Dans les vingt prochaines années, les ménages bourguignons seraient donc plus nombreux qu’aujourd’hui. Mais comparé à la période précédente, le rythme de progression serait ralenti : il passerait à 4 000 ménages supplémentaires par an entre 2009 et 2030, contre 5 600 sur la période 1990-2009.

Figure 1 – Davantage de ménages dans tous les départements bourguignons en 2030

  • Sources : Insee - Recensements de population , Omphale 2010 (scénario central).

Davantage de ménages car davantage d’habitants

Le lien est très étroit entre l’évolution du nombre d'habitants et celle du nombre de ménages. Un ménage est l’ensemble des personnes qui partagent une même résidence principale, qu’elles soient ou non unies par un lien de parenté.
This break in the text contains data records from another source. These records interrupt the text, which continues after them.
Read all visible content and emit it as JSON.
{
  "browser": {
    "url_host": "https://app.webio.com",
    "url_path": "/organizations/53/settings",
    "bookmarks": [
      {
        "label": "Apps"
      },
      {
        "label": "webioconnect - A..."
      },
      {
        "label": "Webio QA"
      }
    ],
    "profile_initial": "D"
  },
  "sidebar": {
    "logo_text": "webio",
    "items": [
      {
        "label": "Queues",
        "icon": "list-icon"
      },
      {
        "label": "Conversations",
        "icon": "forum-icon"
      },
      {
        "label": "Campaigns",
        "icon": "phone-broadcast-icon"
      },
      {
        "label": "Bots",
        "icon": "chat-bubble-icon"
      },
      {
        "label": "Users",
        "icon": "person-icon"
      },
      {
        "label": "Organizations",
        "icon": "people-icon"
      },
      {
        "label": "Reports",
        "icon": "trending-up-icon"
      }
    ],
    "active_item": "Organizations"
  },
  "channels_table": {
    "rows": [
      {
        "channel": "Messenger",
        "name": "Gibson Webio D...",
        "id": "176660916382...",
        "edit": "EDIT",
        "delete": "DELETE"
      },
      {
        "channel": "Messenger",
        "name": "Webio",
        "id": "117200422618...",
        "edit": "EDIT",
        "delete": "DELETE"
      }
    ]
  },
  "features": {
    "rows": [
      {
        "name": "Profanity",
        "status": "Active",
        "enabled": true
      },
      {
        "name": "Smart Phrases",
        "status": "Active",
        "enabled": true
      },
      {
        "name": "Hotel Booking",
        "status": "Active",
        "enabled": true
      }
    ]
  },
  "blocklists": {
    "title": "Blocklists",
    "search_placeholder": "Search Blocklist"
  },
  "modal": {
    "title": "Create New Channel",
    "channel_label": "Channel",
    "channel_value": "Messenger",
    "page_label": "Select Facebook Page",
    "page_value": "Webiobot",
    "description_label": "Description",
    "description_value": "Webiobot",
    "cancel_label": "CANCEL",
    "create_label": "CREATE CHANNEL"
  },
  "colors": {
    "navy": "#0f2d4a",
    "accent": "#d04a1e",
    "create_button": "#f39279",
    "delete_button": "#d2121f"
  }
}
Ainsi, plus la population augmente, plus le nombre de ménages est susceptible de progresser.

La population bourguignonne continuerait d’augmenter jusqu’en 2030. Cette croissance serait uniquement portée par les migrations. L’installation de retraités franciliens dans la région serait amplifiée dans les prochaines années et les départs de jeunes et d’actifs en Île-de-France ou en Rhône-Alpes se tasseraient du fait du vieillissement de la population. Cet excédent migratoire compenserait le solde naturel. Celui-ci deviendrait au fil des années de plus en plus déficitaire, le nombre de décès l’emportant de plus en plus sur celui des naissances. Le nombre de ménages augmenterait cependant plus vite que la population.
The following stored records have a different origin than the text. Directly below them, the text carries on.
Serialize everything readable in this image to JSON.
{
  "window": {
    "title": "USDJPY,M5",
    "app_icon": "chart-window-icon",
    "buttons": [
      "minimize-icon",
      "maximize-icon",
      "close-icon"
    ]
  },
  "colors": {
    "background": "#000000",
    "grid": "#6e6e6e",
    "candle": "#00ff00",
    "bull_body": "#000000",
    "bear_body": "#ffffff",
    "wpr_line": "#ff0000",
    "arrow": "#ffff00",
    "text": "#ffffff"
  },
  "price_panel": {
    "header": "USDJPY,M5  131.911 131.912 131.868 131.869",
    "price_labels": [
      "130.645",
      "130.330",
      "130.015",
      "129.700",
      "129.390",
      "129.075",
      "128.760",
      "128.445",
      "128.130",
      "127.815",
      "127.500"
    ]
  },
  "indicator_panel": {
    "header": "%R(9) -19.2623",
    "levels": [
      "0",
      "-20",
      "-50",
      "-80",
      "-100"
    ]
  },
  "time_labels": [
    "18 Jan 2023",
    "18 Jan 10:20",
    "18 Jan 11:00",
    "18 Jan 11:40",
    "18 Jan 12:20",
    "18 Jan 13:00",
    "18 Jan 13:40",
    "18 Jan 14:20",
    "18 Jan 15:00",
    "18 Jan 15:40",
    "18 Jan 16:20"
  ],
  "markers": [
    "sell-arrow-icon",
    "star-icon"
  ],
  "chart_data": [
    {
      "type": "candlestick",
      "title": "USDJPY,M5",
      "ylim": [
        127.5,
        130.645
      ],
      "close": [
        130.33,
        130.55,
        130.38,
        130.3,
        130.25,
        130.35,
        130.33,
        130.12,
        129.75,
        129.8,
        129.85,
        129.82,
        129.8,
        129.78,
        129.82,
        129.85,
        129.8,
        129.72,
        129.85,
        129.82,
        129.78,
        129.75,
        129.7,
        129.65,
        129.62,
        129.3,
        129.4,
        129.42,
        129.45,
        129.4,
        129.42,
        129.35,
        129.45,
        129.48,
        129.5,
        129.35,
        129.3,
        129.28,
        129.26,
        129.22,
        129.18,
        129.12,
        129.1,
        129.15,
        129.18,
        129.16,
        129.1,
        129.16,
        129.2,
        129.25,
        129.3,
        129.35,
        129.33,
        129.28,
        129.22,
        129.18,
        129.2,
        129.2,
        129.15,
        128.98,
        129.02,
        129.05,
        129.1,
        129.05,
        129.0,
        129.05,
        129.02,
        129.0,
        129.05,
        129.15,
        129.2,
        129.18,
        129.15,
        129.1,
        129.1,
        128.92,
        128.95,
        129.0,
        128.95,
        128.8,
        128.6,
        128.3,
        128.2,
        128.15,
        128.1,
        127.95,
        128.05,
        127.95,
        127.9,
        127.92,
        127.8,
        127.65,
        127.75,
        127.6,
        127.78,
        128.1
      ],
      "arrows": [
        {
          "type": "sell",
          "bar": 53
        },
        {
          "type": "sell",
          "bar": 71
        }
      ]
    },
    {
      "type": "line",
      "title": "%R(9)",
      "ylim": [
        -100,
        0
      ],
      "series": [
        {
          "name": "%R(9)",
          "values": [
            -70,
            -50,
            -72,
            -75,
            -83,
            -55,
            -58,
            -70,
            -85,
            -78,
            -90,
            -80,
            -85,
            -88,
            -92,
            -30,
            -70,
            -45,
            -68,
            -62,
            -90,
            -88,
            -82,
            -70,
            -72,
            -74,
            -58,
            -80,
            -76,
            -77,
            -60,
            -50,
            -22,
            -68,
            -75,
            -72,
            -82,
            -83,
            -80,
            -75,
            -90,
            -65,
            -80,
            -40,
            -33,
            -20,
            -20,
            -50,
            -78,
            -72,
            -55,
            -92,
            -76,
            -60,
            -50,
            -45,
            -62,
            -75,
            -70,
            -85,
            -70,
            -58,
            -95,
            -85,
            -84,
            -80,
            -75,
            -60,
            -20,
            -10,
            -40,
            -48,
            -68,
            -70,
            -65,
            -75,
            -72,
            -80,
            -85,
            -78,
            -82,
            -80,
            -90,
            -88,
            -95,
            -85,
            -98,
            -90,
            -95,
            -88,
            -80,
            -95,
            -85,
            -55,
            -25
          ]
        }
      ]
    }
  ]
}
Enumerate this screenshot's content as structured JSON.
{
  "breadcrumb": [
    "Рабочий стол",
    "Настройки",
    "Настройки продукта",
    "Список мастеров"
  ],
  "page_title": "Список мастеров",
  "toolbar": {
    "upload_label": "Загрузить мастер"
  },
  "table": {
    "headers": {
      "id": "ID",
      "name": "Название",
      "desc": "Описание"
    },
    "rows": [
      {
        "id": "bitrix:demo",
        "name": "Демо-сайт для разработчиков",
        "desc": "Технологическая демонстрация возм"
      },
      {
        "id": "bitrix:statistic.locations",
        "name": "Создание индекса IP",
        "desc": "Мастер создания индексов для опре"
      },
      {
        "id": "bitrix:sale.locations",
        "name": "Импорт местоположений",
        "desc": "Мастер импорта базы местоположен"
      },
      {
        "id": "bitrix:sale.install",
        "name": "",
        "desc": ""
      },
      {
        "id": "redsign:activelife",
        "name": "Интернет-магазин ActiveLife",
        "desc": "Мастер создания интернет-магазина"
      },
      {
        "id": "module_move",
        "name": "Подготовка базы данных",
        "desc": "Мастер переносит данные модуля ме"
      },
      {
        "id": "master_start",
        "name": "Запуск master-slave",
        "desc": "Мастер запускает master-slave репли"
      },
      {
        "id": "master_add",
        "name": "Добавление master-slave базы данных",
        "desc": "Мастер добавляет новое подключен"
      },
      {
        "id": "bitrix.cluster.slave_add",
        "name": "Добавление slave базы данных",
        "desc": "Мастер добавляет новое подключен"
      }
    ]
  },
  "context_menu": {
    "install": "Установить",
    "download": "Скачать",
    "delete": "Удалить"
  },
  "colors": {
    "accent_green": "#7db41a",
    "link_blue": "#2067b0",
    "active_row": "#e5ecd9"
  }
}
Figure_2 – La Bourgogne pourrait compter 84 200 ménages supplémentaires en 2030

La Bourgogne pourrait compter 84 200 ménages supplémentaires en 2030
Nombre de ménages Variation annuelle du nombre de ménages 2009-2030 (%)
en 2009 en 2030 due à l'évolution démographique (%) due à la déformation de la structure par âge de la population (%) due à l'évolution des comportements de cohabitation (%)
Côte-d'Or 233 800 265 500 0,63 0,29 0,16 0,18
Nièvre 102 800 108 900 0,27 -0,10 0,23 0,14
Saône-et-Loire 247 300 274 100 0,50 0,11 0,24 0,15
Yonne 148 500 168 100 0,59 0,24 0,19 0,16
Bourgogne 732 400 816 600 0,53 0,17 0,20 0,16
France métropolitaine 26 866 000 31 834 300 0,81 0,42 0,21 0,18
  • Sources : Insee - Recensement de la population 2009, Omphale (scénario central).
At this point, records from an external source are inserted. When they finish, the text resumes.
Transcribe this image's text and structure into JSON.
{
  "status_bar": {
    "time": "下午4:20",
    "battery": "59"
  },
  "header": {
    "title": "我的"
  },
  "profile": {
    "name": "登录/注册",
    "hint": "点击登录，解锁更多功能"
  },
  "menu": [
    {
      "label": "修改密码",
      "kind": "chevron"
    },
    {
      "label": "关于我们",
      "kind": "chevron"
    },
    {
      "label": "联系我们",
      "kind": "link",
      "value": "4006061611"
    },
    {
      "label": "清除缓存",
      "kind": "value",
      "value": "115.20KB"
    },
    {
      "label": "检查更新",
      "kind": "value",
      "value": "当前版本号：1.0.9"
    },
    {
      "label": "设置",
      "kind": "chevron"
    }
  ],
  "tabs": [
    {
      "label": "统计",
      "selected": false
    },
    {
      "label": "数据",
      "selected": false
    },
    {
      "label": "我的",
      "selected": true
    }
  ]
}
Davantage de ménages car des ménages plus petits

La taille des ménages participe aussi à l’augmentation du nombre de ménages ; à population égale, ce dernier augmente quand le nombre d’individus qui le composent diminue. En 2009, les ménages bourguignons comprenaient en moyenne 2,3 personnes ; ils en comporteraient 2,1 en 2030 du fait du vieillissement de la population et de l’évolution des modes de cohabitation.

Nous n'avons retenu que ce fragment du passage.